Rough locations e.g. Southwest england, and the like, dont have to be postcodes or nothing!

P.S. first person in the north east of scotland to get one is taking me for a ride  

Neil


----------



## B19KAL (Aug 23, 2007)

Mines is located in Glasgow. Should arrive by the end of May





P.S. first person in the north east of scotland to get one is taking me for a ride  


I'm open to offers!!!!:chuckle:


----------



## bigfra (Jan 19, 2008)

Mine will be in Lanarkshire so im not that far! We should get a Scottish meet AFTER i get mine (June)


----------



## ANDYR35 (Sep 1, 2008)

Got mine in the Glasgow area


----------



## DonDavidson (Jul 1, 2008)

ok....free pints for an entire weekend for whoever gives me a ride in one of theirs...lol, hows that for an offer?


----------



## duka (Oct 6, 2002)

DonDavidson said:


> Now that the first lot have arrived on these dreary shores hows about we see where the GTR majority is going to be?
> 
> Rough locations e.g. Southwest england, and the like, dont have to be postcodes or nothing!
> 
> ...


there is a black one going around, spotted it a Westhill service station on Saturday & there will be a red one arriving on friday night (subject to traffic!)


----------



## ramsub (Jan 8, 2008)

Mine will be in south london. Arriving Fri.


----------



## goranot (Mar 20, 2008)

I'm in midlands got it on the 9th April


----------



## gonadthegolf (Apr 11, 2009)

ANDYR35 said:


> Got mine in the Glasgow area


Andy,

Where abouts roughly? South side by any chance?? I want to know if ive got a chance of spotting you, cant wait to see one in the metal!

Cheers mate


----------



## WoREoD (Apr 27, 2008)

So far mine's been in Cambridgeshire, Bedfordshire, Hertfordshire, Buckinghamshire, Oxfordshire, Berkshire, Hampshire, Dorset, Devon, Cornwall & Somerset! But will be mostly Oxfordshire!


----------



## Spazpeker (Mar 26, 2008)

Get Mine this Friday as well
Aberdeen Area
Black Black edition


----------



## DonDavidson (Jul 1, 2008)

duka said:


> there is a black one going around, spotted it a Westhill service station on Saturday & there will be a red one arriving on friday night (subject to traffic!)

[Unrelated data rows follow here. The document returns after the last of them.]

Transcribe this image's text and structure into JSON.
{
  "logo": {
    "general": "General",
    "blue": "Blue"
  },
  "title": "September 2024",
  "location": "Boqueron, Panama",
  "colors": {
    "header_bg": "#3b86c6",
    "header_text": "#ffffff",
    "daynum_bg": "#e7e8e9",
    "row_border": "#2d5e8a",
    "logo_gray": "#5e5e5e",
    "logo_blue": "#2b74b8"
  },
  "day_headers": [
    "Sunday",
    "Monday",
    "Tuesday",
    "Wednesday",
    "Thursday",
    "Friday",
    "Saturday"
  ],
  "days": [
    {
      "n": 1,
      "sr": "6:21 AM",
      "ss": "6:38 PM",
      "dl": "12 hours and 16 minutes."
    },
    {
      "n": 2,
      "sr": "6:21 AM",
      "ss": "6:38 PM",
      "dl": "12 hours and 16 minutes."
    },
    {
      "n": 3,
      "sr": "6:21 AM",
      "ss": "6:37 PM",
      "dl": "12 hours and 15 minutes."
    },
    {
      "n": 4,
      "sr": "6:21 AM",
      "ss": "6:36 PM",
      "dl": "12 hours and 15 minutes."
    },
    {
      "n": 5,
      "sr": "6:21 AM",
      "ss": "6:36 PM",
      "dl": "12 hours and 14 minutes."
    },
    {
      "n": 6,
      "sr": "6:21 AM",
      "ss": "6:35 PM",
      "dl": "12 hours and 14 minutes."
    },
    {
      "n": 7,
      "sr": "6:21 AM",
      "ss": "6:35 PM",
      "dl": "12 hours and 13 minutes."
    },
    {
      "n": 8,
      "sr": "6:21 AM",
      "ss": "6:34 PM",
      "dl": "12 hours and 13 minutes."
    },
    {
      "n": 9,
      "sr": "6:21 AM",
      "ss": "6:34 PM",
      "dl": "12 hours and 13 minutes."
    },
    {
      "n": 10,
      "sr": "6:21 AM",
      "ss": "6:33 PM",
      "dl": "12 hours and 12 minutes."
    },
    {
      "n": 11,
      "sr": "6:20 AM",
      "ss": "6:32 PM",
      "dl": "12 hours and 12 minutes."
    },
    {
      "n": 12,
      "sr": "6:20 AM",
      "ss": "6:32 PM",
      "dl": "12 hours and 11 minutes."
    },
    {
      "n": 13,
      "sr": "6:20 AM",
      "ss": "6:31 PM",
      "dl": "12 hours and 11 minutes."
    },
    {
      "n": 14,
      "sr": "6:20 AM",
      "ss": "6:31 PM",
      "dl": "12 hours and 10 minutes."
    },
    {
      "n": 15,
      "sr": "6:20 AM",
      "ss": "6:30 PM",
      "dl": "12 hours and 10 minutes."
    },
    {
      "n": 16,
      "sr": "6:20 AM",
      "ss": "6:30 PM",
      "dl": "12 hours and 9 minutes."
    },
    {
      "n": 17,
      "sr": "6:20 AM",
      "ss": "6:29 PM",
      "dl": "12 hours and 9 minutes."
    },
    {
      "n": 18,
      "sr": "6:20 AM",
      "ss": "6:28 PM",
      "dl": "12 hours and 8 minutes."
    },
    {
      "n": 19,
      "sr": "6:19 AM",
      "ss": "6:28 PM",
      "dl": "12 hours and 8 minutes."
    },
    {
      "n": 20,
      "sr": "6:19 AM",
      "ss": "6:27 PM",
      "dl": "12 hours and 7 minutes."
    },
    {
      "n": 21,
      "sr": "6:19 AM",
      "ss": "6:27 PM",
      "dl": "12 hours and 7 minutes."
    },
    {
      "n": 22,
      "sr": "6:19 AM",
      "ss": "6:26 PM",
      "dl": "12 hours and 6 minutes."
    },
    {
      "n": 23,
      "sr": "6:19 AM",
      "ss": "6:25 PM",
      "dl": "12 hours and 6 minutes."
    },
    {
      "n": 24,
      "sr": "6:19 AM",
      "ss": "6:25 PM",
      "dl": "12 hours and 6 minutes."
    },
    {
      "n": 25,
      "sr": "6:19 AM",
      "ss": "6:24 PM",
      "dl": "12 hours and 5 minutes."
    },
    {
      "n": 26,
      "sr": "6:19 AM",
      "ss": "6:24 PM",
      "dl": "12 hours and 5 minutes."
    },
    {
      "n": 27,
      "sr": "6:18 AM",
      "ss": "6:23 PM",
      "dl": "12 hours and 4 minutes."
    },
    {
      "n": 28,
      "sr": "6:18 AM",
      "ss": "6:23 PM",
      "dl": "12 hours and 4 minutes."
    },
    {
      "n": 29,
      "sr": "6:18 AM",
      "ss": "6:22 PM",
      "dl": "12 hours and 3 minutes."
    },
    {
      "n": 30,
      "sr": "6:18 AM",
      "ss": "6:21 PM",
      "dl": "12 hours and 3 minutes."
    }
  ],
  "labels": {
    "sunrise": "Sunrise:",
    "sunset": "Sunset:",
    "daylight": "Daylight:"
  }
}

dont suppose it'll be driving through the woodside area any time soon? lol

dying to see one of these beasts in the flesh, seems to be alot headed to scotland tho! which is promising


----------



## bigfra (Jan 19, 2008)

Spazpeker said:


> Get Mine this Friday as well
> Aberdeen Area
> Black Black edition



Hmmm,that will make a change from the Lambo's,Fezza's,Astons and Porkers that are the norm in Aberdeen


----------



## duka (Oct 6, 2002)

Spazpeker said:


> Get Mine this Friday as well
> Aberdeen Area
> Black Black edition


which HPC?


----------



## Spazpeker (Mar 26, 2008)

Nobles


----------



## kevinsmart (Mar 31, 2008)

Picking my Black Black up from Noble's too on Friday.


----------



## GTR ally (May 19, 2008)

I don't expect to see mine for ages yet as I've gone for the sat nav model. Mine will be in Newtonhill. It's going to be a long summer.

Ally


----------



## DonDavidson (Jul 1, 2008)

GTR ally said:


> I don't expect to see mine for ages yet as I've gone for the sat nav model. Mine will be in Newtonhill. It's going to be a long summer.
> 
> Ally


What colour you gone for ally?

Neil


----------



## GTR ally (May 19, 2008)

DonDavidson said:


> What colour you gone for ally?
> 
> Neil


I went for the ultimate silver premium edition.

Ally


----------